KARARIMIZI 10 MART’TA AÇIKLAYACAĞIZ
Bu erken seçim falan değil, seçimi öne almak yapılan bu. Cumhur İttifakı olarak da Devlet Bey ile bu görüşmelerimizi yaparak dedik ki zaman kaybına tahammül yok. Bunun için öyle incelemeler yaptık ki herkesin yaz tatiliyle ilgili durumlara tutun Karadeniz’de çaydı fındıktı… Bütün değerlendirmeleri yaparak adımı da buna göre atalım dedik. Öğrencilerimizin durumları bizim için çok önemli. Resmi olarak Cumhurbaşkanın burada bir yetkisi var. O da Mart 10. 10 Mart’ta Cumhurbaşkanı olarak biz bu yetkimizi kullanacağız ondan sonra 60 gün süre var. O süreyi YSK değerlendirecek. Biz kararımızı mart ayının 10’unda açıklayacağız.
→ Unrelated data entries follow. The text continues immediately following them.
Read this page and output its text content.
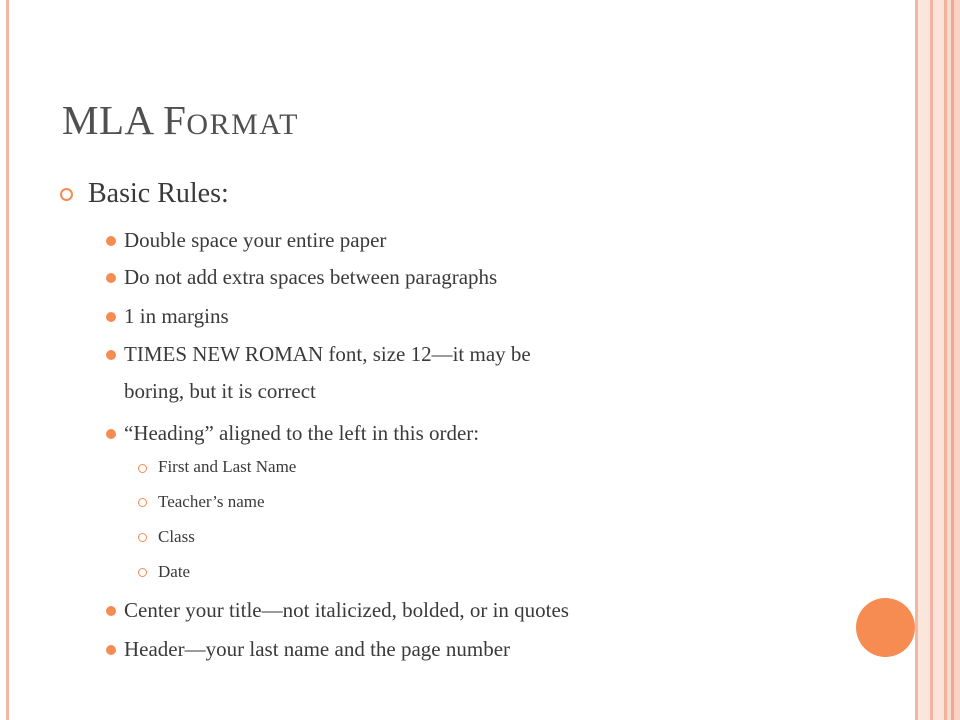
MLA FORMAT
Basic Rules:
Double space your entire paper
Do not add extra spaces between paragraphs
1 in margins
TIMES NEW ROMAN font, size 12—it may be
boring, but it is correct
“Heading” aligned to the left in this order:
First and Last Name
Teacher’s name
Class
Date
Center your title—not italicized, bolded, or in quotes
Header—your last name and the page number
Sen bu milletin evladı olarak bu kadar heyecanlanırsan İngiliz nasıl heyecanlanmasın? İlk defa söyledikleri laflar değil, inşallah tüm mesele seçim sonrası neticelerde bunlar ne yapacaklar o çok önemli.
Biz var ya biz çok fakir okuduk. Biz kitaplarımızı, defterlerimizi bulamazdık. Biz ne yaptık, bu çileyi dedik biz yeni nesle çektirmeyelim. Okullar açıldığında sıraların üzerinde kitaplarınızı buluyor musunuz? Şimdi yardımcı ders kitaplarını da sıraların üzerine koyduk. Çok çalışacağız, çok gayret edeceğiz. Biz bu çileyi çok çektik ve bu çileyle beraber okullarımızı okuduk.